You might want to find this information programmatically, for which you might need to rely on Python’s numba module (open source compiler for translating Python and NumPy code into a fast machine code). Here’s a Python script (thanks to StackOverflow post) that can help you identify the number of CUDA cores in your GPU:
from numba import cuda
# Dictionary mapping compute capabilities to cores per SM
cc_cores_per_SM_dict = {
(2, 0): 32,
(2, 1): 48,
(3, 0): 192,
(3, 5): 192,
(3, 7): 192,
(5, 0): 128,
(5, 2): 128,
(6, 0): 64,
(6, 1): 128,
(7, 0): 64,
(7, 5): 64,
(8, 0): 64,
(8, 6): 128,
(8, 9): 128,
(9, 0): 128
}
# Get the current device
device = cuda.get_current_device()
# Retrieve the number of SMs
num_sms = device.MULTIPROCESSOR_COUNT
# Retrieve the compute capability
compute_capability = device.compute_capability
# Get the number of cores per SM based on compute capability
cores_per_sm = cc_cores_per_SM_dict.get(compute_capability, "Unknown")
# Calculate total cores
if cores_per_sm != "Unknown":
total_cores = cores_per_sm * num_sms
print(f"GPU Compute Capability: {compute_capability}")

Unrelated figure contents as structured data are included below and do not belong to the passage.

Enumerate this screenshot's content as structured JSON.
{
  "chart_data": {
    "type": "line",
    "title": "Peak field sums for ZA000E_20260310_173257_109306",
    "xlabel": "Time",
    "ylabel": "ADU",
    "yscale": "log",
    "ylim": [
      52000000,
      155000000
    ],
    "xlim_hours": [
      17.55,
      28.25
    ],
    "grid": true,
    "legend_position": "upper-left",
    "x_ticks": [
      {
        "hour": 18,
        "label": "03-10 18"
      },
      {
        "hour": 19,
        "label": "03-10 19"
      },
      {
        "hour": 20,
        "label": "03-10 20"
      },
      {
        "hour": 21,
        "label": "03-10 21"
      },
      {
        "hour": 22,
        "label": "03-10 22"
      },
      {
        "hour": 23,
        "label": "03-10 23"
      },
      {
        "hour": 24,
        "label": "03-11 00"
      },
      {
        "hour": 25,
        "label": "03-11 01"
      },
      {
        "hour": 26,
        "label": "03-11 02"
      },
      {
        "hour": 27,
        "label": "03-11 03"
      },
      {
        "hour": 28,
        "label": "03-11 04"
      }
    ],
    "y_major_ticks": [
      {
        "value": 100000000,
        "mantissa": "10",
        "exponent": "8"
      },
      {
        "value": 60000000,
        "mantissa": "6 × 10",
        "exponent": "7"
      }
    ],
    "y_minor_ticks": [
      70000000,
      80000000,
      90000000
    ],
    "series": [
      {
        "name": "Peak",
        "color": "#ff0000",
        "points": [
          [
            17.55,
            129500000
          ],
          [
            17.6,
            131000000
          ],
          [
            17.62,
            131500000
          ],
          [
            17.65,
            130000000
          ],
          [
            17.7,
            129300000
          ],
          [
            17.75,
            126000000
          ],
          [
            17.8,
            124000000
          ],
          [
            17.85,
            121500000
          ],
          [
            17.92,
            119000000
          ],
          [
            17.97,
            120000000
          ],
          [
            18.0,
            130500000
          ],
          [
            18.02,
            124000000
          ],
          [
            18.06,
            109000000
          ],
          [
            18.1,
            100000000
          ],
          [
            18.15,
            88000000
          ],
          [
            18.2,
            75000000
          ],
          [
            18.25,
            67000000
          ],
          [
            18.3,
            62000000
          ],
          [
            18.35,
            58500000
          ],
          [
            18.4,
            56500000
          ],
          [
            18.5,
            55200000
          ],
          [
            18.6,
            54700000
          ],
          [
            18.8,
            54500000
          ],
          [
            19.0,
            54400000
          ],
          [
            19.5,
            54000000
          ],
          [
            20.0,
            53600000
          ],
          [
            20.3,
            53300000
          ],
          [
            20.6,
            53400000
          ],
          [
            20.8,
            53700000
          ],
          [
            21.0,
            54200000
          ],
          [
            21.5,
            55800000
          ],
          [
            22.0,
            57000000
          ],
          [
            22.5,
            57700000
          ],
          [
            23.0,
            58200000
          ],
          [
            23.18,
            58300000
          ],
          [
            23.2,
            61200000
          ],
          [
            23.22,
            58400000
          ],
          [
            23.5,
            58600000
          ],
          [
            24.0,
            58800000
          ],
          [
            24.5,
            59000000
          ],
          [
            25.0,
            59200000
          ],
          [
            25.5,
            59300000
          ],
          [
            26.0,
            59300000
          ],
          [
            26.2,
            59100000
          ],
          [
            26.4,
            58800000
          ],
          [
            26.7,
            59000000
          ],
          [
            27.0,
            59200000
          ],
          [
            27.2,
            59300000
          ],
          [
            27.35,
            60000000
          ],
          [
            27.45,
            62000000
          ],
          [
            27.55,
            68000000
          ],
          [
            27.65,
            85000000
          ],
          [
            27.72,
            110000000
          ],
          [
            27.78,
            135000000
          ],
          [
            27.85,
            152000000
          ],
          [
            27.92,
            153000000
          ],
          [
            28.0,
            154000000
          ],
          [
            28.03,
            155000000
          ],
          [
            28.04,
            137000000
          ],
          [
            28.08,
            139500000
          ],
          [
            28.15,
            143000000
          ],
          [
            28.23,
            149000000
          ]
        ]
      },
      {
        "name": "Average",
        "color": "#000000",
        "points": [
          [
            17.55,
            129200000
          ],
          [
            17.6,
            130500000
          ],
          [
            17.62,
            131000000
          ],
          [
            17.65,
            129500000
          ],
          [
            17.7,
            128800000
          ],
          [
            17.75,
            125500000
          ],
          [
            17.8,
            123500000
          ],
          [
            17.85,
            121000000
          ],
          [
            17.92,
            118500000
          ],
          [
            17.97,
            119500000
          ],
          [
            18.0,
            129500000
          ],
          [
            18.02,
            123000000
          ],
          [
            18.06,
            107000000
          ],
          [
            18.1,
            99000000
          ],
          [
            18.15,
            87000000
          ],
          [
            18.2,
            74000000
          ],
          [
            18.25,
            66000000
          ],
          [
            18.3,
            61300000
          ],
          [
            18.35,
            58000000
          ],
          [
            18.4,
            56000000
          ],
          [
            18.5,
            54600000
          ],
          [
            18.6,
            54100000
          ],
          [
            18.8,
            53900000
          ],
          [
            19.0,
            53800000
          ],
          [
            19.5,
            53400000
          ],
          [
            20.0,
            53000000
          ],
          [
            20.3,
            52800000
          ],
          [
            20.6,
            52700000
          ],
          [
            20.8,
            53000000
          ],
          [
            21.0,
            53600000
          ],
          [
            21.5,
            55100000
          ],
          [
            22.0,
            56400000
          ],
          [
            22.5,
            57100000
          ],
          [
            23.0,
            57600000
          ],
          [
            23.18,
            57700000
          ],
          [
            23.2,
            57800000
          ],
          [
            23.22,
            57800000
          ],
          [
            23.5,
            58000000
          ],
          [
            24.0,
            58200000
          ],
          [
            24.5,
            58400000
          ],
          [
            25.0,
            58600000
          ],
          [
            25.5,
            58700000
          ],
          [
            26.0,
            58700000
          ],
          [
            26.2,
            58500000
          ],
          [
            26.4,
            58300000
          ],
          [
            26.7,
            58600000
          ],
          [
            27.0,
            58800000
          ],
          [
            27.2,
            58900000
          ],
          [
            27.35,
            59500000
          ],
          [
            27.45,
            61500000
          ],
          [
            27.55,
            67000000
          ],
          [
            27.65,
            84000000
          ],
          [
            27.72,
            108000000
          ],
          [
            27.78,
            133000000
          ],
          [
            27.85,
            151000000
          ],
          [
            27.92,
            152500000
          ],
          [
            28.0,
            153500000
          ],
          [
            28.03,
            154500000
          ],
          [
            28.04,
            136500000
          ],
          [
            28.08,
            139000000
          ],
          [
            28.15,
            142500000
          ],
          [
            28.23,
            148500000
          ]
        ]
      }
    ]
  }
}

print(f"Number of SMs: {num_sms}")
print(f"Cores per SM: {cores_per_sm}")
print(f"Total CUDA Cores: {total_cores}")
else:
print(f"Compute capability {compute_capability} is not recognized.")
SM here in the code refers to Streaming Multiprocessor (SM) which is a fundamental unit of parallel processing in GPUs (analogous to cores in CPUs). Each SM contains multiple CUDA cores, along with other resources like shared memory and instruction schedulers. SMs are responsible for executing instructions and performing computations in parallel, making them crucial for the GPU’s performance.
This script will help you identify the number of CUDA cores in your GPU. This is the output I got for my NVIDIA GeForce RTX 2060:
GPU Compute Capability: (7, 5)
Number of SMs: 30
Cores per SM: 64
Total CUDA Cores: 1920
With these steps, you can at least inspect your GPU and understand its specifications. This knowledge will be crucial as you dive into GPU-accelerated data analysis, machine learning, and other computational tasks. Happy computing!